5. For the proof of Theorem 3, Theorem 1 was used. So Theorem 3 must satisfy the hypothesis of Theorem 1. Also according to definition of $a^n$, Theorem 3 should be rewritten.

6. Proposition 1 and its proof are not true. The sentences “if a is not a zero divisor, so a is cancellable” and “if a is cancellable, a is not a zero divisor” are not true. These statements cannot be obtained from the given definitions and theorems.

7. The set P(X) in Example 3 is not neutrosophic triplet field. P(X) has identity elements X and $\varnothing$ for the operations $\cup \mathrm{and}\cap$, respectively. Therefore P(X) is a neutrosophic extended triplet group.

8. The counterexamples given for Theorem 5 do not satisfy the distributive law since $1\#(1\ast 2)\ne (1\#1)\ast (1\#2)$.

9. In the proof of Theorem 6, the set N is not NTF since $5\#(5\ast 5)\ne (5\#5)\ast (5\#5)$.

10. The proof of Theorem 7(2) is not true. If $c\in U$, then $f^{-1}(c)$ is a set. If f is not a function, $f^{-1}(c)$ can be equal to an empty set. Then $f^{-1}(c)\ast f^{-1}(d)$ is not in $f^{-1}(U)$. We can prove it by the following:

Let $a,b\in f^{-1}(U)$. Then $f(a),f(b)\in U$ and $f(a)\oplus f(b)=f(a\ast b)\in U$. Hence we get $a\ast b\in f^{-1}(U)$. The proof of $a\#b\in f^{-1}(U)$ is similar. Also, since $f(a)\in U$ and $neut*\left(f\left(a\right)\right)=f\left(neut*\left(a\right)\right)\in U$, we have $neut*(a)\in f^{-1}(U)$. The proof of $neu{t}^{\#}(a)\in f^{-1}(U)$ is similar.
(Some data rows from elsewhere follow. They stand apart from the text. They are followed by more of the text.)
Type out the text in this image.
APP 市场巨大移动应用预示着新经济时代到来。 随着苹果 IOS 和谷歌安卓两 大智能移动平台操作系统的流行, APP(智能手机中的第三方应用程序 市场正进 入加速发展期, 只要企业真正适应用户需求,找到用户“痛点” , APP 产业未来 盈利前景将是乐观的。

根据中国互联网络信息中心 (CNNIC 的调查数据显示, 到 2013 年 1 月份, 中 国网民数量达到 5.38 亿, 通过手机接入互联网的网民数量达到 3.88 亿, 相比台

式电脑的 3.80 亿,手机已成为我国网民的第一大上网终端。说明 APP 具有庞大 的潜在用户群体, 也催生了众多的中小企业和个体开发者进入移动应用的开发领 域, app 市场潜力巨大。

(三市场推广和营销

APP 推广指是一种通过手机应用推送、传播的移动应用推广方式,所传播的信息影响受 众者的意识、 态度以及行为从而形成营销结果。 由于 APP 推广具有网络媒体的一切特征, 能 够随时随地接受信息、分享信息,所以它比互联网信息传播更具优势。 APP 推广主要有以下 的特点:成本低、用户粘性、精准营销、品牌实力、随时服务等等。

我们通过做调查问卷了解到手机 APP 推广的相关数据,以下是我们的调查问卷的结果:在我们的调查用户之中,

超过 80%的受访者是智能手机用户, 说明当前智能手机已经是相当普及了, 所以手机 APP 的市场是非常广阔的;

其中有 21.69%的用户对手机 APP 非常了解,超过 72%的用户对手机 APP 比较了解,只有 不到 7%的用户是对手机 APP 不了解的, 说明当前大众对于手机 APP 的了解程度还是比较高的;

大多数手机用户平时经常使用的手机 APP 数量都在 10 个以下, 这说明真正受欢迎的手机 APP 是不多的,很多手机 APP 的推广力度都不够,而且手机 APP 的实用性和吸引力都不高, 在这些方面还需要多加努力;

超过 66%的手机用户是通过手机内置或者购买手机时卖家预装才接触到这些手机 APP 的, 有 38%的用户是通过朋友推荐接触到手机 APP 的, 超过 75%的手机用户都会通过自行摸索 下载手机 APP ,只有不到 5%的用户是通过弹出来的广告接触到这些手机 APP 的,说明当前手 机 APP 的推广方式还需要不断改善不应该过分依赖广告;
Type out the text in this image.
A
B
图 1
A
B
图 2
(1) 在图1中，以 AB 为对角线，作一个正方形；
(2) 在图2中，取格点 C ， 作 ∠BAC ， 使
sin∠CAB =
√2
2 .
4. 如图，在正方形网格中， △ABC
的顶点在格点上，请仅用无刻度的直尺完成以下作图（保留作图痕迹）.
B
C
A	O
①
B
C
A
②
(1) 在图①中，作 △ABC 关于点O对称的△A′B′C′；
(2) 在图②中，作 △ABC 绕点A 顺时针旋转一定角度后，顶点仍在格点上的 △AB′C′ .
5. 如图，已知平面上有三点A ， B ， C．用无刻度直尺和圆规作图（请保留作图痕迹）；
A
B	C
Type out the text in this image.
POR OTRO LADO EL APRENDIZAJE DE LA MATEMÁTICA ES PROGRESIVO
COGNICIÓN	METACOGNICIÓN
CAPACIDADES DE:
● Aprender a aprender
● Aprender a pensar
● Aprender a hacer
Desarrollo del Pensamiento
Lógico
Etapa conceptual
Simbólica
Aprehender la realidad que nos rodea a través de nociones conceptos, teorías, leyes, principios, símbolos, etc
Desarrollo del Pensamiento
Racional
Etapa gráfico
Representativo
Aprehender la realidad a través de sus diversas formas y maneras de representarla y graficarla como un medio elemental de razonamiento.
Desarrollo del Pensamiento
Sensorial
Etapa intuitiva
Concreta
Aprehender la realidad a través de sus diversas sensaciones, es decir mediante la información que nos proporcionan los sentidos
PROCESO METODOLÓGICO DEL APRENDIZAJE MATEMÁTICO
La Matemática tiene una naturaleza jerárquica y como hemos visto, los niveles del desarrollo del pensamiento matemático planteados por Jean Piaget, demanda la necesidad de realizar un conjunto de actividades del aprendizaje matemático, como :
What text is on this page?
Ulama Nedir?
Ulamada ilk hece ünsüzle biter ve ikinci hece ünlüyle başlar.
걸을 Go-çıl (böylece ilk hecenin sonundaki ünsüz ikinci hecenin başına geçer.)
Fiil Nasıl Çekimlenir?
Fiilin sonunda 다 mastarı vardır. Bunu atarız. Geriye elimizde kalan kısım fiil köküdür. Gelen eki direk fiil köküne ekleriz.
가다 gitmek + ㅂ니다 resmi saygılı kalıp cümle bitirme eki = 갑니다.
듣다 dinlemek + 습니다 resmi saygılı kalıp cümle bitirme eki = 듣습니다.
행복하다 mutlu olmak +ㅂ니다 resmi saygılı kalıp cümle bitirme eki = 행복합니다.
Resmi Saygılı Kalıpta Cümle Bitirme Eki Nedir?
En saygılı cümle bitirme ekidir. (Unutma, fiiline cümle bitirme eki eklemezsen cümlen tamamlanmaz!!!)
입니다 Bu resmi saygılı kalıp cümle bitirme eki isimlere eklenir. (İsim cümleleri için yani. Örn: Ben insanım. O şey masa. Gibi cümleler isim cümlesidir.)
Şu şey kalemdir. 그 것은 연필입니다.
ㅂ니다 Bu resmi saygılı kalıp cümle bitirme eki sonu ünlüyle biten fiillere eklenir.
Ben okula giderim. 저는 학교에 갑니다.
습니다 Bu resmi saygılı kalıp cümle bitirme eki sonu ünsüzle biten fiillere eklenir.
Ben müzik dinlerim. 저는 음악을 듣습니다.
11. The proof of Theorem 7(3) is not true. If $i\in I\mathrm{and}r\in NT{R}_2$, then $f^{-1}(i)\mathrm{and}{f}^{-1}(r)$ is a set. If f is not a function, $f^{-1}(i)\mathrm{and}{f}^{-1}(r)$ can be equal to an empty set. Then $f^{-1}(i)\ast f^{-1}(r)$ is not in $f^{-1}(I)$. We can prove it by the following:

Let $a\in f^{-1}(U)$ and $r\in NT{R}_1$. Then $f(a)\in Iandf(r)\in NT{R}_2$ and $f(a)\oplus f(r)=f(a\ast r)\in I$. Hence we get $a\ast r\in f^{-1}(I)$. The remaining part of the proof is similar.

12. The proof of Theorem 7(4) should be proven as the following:

Let $j\in f\left(J\right)$ and $r\in NT{R}_2$. Since f is onto, then $\exists h\in J$ exists such that $f\left(h\right)=j$ and $\exists s\in NT{R}_1$ such that $f\left(s\right)=r$. Then $h\ast s\in J$ and we get $f\left(h\ast s\right)=f\left(h\right)\oplus f\left(s\right)=j\oplus r\in f(J)$.